I know their fights aren’t my fault. People have told me that. But knowing something and feeling it are two different things. The worst part is that I don’t know what to do with all this. I don’t know how to make it stop, and I don’t know how to stop it from pulling me under.
So I guess that’s why I’m writing this. I need help. I need advice. How do I keep my parents’ problems from ruining everything else? How do I stop caring so much when I can’t change anything? How do I find something that actually lets me escape, even just for a little while?
Advise from us
Hey there, first of all, thank you for sharing this. It takes a lot of courage to open up about something so deeply personal.

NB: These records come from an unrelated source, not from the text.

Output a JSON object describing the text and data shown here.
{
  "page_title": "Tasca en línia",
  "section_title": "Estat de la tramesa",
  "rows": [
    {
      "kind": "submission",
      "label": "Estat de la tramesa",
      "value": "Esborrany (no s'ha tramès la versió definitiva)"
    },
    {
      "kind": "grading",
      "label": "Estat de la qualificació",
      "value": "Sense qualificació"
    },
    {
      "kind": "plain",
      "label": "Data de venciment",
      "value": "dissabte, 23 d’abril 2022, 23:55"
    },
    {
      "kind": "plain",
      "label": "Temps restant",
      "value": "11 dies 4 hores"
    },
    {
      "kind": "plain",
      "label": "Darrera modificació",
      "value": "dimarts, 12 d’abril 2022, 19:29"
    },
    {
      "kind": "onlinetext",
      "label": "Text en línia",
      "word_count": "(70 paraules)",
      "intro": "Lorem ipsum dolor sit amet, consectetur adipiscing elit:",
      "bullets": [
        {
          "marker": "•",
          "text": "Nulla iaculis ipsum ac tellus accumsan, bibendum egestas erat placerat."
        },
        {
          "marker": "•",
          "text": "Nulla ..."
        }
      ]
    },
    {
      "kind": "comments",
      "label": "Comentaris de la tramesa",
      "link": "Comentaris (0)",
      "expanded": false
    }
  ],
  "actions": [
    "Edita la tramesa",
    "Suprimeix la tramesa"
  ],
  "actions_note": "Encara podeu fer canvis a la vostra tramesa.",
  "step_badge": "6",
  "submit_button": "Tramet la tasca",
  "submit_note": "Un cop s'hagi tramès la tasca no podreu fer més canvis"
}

We want you to know that you are not alone in this, and we hear you.
Living in a home filled with constant conflict can be overwhelming, especially when you feel powerless to change it. While we can’t magically make things easier, we do have some suggestions that might help you regain some control over your thoughts and emotions.
Since baseball and friends aren’t helping as much right now, maybe try something new. Music, journaling, or even guided meditation can help clear your mind when things get overwhelming. Finding a small hobby that’s just for you—art, writing, a game—could also give you a temporary break from the stress.
A school counselor, a coach, a teacher, or even a close friend—someone who can listen and support you. You don’t have to go through this alone. If speaking in person feels too hard, even writing in a journal or online forum can help you process your feelings.
We know it’s impossible to completely block out what’s happening at home, but finding a “safe zone” can help. Maybe studying at the library, staying after school for baseball practice, or even spending time at a friend’s house can give you space to breathe.
When your thoughts start spiraling, try grounding exercises. Focusing on something physical—holding a cold object, listening to a specific song, naming five things you can see—can help you feel more present and in control.
You already know their problems aren’t your fault, but try to remind yourself that they are responsible for their own conflicts. You are not their mediator, and you are not responsible for fixing them. Your priority should be your well-being.
You are doing the best you can in an incredibly tough situation, and that is enough. Keep reaching out, and know that there are people who care about you and want to help. If you ever need to talk more, we are here.
We wish you all the best, you can do this!